Last January I had the pleasure of spending an afternoon with my good friend Clare Hintz of Elsewhere Farm. While I always enjoy hanging with her, this encounter was particularly special because I was drilling her about her year-round greenhouse for Northern Gardener Magazine.
For years, Clare has inspired me with her passion for local food production. She is brilliant, funny and the hardest working woman I’ve ever met. Conversations with her often result in me imagining abandoning my small lake lot for a spacious hobby farm in the woods where I can let my Little House on the Prairie dreams of collecting chicken eggs and wildflowers in the wind come true. The only difference, I don’t actually want to do the work. Clare does. And, she does so everyday through her efforts as a farmer, PhD student and all-around awesome friend.

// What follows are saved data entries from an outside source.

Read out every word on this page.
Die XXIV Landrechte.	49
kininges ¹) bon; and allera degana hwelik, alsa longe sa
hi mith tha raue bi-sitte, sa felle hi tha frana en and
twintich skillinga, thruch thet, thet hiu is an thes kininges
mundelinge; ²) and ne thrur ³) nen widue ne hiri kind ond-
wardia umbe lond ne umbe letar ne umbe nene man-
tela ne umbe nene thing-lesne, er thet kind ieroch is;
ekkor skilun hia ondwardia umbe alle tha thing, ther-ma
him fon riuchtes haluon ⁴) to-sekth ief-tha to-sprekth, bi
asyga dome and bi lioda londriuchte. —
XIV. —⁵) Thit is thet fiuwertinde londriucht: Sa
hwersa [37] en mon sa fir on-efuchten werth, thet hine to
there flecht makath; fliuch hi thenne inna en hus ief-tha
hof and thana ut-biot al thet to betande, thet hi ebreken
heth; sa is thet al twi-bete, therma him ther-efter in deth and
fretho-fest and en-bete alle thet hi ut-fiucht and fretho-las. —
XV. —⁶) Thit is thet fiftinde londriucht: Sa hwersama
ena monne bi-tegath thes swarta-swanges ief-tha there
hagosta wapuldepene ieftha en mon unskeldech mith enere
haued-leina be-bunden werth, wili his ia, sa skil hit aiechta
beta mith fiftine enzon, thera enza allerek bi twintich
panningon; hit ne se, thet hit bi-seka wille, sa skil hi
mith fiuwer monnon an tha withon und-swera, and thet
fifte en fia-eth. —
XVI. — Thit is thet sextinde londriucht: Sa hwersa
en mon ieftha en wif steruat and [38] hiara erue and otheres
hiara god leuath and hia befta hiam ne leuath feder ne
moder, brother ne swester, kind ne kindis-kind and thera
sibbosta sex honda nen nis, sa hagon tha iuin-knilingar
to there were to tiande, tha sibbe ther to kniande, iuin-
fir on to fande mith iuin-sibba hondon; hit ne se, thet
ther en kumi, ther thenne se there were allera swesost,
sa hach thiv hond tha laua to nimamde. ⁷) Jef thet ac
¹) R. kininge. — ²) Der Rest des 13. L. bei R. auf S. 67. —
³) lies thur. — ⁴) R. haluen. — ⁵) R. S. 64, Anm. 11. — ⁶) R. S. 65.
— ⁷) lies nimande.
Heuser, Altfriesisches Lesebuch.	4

The article came out this November. I’m attaching a pdf of the piece here for any northern gardener that has the desire and drive to create her own winter greenhouse oasis. In the meantime, I think I’ll reread the Little House series, buy some locally laid eggs and perhaps plant a few microgreens in my windowsill. Realistically, that’s what this struggling mama can muster up in terms of farming.
This year, winter hit extra early. I already find myself feeling vitamin D deprived and dreaming of warm summer nights. Instead, I’ll have to make due this winter crashing Clare’s greenhouse oasis in the wonderful Herbster community. As we enter this season of giving, I’m just so happy to have folks that have found their true passion in life a part of my life. It makes me genuinely happy and inspires me to keep pursuing my passion in life… even if it isn’t abandoning life on Moon Lake.
PS We’re soon to be proud landowners in Cable. Turns out we won a land auction last month after the person who outbid us discovered he couldn’t in fact afford to outbid us. Pretty excited to be adding land in the southern part of Bayfield County to our mix!